A Chinese environmentalist has an idea on how to stop his country from building military infrastructures in the Spratlys: Use the Green card.

“I think we should approach [the dispute] from marine conservation because no government has the right to destroy the eco system, the endangered species, corals, sea turtles, tropical fish, and dolphins,” Wen Bo told at the sidelines of the Asia-Europe People’s Forum early July.

Wen, who helped start the Greenpeace office in Beijing and who is now with the Global Greengrants Fund, said: “Those species need protection regardless of who the territory belongs to, or who claims sovereignty of the islands or marine territory.”

“It’s wrong to build things that will destroy this eco system. This could be a good argument to stop continuous construction on these islands,” he added.

It is a goofy idea and shows complete separation from reality to seriously say it.
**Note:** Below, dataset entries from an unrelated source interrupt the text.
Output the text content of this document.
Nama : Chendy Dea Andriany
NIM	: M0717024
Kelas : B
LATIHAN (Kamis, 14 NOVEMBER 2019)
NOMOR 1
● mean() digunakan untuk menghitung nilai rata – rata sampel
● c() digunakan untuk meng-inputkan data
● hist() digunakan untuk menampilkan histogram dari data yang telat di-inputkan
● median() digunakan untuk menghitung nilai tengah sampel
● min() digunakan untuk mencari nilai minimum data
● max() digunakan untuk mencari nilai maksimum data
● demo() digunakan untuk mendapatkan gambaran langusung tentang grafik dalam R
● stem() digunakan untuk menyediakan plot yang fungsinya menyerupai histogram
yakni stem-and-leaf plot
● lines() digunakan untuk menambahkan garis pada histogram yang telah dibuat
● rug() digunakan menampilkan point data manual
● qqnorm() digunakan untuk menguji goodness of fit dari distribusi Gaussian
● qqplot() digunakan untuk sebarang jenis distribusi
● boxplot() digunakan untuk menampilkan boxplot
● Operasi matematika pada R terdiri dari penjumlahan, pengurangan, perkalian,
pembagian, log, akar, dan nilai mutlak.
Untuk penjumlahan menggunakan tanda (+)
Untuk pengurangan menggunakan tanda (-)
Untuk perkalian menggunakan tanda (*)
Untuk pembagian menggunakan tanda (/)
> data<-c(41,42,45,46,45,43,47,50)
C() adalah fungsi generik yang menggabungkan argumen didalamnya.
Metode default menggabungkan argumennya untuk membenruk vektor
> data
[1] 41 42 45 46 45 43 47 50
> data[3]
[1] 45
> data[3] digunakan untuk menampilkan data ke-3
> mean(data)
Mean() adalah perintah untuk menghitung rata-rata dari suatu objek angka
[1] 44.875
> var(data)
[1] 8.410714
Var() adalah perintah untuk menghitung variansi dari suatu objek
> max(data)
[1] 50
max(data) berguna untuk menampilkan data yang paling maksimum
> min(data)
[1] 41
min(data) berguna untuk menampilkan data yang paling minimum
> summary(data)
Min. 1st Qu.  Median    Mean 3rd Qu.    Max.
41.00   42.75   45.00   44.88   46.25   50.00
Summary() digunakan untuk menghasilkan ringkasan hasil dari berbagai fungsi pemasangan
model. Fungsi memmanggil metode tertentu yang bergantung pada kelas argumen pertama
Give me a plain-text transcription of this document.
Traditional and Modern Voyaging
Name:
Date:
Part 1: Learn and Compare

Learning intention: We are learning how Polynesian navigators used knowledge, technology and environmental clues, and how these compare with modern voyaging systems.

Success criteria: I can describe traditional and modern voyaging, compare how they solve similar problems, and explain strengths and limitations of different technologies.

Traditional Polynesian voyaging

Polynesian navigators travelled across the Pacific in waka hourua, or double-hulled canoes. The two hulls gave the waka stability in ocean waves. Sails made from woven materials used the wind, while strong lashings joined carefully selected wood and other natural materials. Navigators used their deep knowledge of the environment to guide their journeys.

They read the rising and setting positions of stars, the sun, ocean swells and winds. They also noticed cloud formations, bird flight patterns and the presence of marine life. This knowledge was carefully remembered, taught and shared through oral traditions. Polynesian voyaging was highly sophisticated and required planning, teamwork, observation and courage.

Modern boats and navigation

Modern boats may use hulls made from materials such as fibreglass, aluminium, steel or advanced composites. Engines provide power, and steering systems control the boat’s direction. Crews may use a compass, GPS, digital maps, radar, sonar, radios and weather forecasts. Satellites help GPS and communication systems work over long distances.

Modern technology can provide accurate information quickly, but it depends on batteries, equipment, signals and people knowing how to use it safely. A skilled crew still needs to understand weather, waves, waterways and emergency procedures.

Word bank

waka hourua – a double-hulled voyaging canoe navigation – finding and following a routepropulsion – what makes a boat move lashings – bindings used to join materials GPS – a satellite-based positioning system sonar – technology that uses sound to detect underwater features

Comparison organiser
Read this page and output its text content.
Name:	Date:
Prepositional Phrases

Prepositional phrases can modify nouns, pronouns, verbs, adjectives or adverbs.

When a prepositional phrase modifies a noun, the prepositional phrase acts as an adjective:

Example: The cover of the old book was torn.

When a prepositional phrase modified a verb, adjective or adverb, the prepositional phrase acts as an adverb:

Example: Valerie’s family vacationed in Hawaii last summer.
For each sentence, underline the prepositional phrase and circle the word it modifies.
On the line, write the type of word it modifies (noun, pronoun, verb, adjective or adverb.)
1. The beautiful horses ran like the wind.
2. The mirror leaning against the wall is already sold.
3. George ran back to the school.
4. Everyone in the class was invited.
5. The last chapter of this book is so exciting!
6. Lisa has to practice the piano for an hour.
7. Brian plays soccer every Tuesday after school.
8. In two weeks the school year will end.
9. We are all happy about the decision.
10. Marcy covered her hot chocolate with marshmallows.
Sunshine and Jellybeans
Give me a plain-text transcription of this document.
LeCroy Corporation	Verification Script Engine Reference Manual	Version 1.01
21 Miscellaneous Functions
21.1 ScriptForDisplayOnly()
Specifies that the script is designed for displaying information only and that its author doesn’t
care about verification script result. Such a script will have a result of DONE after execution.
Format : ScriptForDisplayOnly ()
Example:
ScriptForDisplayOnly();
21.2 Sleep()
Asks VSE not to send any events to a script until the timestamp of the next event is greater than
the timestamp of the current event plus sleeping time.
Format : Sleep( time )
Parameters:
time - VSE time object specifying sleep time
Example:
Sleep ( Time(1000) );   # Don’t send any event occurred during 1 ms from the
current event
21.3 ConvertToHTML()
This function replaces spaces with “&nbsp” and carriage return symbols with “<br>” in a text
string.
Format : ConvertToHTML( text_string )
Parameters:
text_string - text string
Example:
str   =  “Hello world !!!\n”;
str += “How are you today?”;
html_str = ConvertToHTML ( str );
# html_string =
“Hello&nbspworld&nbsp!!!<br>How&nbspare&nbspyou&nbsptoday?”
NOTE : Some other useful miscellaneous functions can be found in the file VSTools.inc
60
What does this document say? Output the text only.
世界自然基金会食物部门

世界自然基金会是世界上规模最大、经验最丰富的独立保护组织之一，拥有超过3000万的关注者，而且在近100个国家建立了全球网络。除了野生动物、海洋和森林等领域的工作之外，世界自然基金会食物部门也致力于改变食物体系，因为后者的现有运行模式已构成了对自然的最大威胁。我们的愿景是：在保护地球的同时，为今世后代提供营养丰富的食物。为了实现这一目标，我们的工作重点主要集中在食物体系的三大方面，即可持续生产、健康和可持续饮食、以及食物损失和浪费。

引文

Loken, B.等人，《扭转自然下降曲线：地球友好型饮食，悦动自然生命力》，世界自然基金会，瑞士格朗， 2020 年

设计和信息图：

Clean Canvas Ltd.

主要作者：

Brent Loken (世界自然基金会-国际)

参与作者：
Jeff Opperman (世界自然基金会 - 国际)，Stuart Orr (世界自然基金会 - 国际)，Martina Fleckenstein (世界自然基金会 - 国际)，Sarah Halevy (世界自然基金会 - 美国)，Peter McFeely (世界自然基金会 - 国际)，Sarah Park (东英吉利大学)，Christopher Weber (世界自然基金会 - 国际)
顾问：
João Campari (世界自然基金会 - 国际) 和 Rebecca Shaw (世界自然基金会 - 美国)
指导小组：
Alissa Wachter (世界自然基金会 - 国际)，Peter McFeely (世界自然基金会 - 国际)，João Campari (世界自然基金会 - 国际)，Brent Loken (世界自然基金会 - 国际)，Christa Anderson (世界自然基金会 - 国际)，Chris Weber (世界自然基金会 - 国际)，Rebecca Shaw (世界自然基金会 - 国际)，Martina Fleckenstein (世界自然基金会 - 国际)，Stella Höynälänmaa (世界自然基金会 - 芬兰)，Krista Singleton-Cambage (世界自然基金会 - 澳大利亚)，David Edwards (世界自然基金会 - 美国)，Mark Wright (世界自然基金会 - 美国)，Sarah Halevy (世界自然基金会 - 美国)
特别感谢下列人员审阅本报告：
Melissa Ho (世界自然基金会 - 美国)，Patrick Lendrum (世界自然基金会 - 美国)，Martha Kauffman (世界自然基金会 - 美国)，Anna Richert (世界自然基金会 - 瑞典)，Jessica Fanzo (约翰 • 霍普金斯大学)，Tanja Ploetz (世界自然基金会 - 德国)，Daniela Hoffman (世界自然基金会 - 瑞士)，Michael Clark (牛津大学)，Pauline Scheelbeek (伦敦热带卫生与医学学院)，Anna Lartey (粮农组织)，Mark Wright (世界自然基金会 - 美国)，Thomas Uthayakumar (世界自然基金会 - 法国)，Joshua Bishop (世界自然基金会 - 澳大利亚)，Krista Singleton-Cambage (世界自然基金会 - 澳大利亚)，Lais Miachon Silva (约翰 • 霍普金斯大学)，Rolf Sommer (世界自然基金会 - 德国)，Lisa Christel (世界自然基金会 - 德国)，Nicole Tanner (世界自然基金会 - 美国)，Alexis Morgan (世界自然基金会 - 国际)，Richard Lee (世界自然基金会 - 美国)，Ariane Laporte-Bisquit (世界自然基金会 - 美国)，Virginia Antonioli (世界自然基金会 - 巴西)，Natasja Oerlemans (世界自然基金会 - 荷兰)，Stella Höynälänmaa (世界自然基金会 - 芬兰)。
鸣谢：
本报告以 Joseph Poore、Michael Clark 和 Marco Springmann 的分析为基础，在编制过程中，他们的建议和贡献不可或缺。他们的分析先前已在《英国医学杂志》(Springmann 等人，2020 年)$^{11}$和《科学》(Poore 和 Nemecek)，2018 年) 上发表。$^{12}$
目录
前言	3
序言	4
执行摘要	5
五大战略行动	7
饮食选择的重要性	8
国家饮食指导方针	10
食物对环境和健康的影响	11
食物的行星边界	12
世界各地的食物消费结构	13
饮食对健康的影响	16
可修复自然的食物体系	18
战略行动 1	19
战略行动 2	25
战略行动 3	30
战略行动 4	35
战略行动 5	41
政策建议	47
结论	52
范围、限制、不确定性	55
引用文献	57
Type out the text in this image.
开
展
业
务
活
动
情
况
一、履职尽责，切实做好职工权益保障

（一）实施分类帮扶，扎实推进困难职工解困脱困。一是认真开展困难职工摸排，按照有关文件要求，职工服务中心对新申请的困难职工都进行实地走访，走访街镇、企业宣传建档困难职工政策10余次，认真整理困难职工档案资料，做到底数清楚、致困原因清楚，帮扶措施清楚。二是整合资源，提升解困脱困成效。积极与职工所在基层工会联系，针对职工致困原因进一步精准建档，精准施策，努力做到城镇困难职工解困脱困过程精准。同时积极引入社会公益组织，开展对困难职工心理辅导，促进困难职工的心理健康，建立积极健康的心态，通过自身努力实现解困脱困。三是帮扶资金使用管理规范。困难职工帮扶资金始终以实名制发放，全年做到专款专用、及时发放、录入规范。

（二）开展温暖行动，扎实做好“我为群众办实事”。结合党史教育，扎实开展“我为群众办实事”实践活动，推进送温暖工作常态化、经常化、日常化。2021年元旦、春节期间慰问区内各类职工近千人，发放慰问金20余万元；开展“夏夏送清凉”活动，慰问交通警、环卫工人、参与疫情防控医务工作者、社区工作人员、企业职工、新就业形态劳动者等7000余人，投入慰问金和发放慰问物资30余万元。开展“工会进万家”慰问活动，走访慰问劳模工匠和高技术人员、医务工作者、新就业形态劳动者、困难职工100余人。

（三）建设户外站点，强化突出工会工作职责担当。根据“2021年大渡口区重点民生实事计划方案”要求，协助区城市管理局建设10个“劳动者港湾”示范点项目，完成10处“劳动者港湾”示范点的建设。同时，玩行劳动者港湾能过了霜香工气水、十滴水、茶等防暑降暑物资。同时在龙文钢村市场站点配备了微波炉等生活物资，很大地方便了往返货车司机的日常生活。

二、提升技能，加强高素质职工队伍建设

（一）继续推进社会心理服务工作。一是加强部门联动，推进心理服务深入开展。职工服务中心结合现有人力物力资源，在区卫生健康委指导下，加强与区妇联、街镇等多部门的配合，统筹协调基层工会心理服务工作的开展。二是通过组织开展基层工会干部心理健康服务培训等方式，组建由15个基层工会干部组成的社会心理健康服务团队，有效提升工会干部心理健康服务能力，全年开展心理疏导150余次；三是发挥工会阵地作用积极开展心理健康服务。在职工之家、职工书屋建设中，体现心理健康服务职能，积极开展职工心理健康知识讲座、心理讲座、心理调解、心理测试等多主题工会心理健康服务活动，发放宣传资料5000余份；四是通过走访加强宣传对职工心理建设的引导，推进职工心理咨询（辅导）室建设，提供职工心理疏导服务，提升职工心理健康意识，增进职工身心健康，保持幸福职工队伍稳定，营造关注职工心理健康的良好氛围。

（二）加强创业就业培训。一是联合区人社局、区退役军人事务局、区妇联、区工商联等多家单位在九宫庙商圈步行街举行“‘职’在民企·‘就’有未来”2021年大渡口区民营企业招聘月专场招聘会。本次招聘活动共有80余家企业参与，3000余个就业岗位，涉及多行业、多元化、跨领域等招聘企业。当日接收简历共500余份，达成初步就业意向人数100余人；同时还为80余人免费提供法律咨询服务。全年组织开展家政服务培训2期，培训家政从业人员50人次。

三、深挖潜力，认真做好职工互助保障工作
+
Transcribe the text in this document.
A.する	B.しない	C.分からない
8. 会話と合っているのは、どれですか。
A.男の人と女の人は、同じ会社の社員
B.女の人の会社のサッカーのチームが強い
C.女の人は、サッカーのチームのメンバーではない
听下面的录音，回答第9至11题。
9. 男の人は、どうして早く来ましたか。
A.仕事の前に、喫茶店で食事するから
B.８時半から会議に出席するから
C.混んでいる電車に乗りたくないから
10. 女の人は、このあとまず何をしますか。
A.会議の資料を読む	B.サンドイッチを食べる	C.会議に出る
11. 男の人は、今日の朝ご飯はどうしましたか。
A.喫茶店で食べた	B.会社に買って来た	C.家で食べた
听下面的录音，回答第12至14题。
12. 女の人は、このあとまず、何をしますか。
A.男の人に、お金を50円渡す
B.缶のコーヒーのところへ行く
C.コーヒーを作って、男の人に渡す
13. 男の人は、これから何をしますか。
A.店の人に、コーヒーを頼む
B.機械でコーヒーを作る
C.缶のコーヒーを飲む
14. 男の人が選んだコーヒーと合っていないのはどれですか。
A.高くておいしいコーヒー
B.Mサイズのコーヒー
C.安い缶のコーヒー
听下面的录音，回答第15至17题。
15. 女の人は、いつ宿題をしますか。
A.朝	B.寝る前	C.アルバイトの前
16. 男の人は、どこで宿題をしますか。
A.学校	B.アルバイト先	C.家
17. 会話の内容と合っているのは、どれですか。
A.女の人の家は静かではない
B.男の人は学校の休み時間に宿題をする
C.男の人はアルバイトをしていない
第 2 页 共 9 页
It also shows how pathetic some parts of the Philippines are for a TV station and website to publish it as anything like a serious proposal.

China situation with coal and hydro shows that the marine conservation idea is just goofy because China cares very little for the environment as a matter of policy

Outdoor air pollution contributes to the deaths of an estimated 1.6 million people in China every year

China uses over 4 billion tons of coal every year.

Environmentalists claim large dams have led to the extinction of many fish and other aquatic species, the disappearance of birds in floodplains, huge losses of forest, wetland and farmland, erosion of coastal deltas, and many other unmitigable impacts.

China is the world’s leader in the construction of large dams.

In 2015, an estimated 33.7 GW of hydropower capacity was put into operation, including pumped storage, bringing the world’s total installed capacity to 1,212 GW.

China once again dominated the market for new development, adding 19.4 GW of new capacity within its borders.

China’s total installed hydropower capacity at the end of 2015 was an estimated 319,370 MW.

“Hydropower is one of the main ways for the power sector to replace fossil fuels, save energy and reduce emissions,” points out Zhang Boting, deputy secretary general of the China Society for Hydropower Engineering.

China is already the largest dam builder in the world, but its vast hydropower resources are underdeveloped compared with its potential, meaning the country is overwhelmingly reliant on coal, says Zhang. If China exploited its remaining hydropower resources it could meet a fifth of China’s peak energy demand and displace about 1.3 billion tonnes of coal, he adds.

The most enthusiastic advocates of new dams in China say the country can almost double its current hydropower capacity to 540 GW by 2050.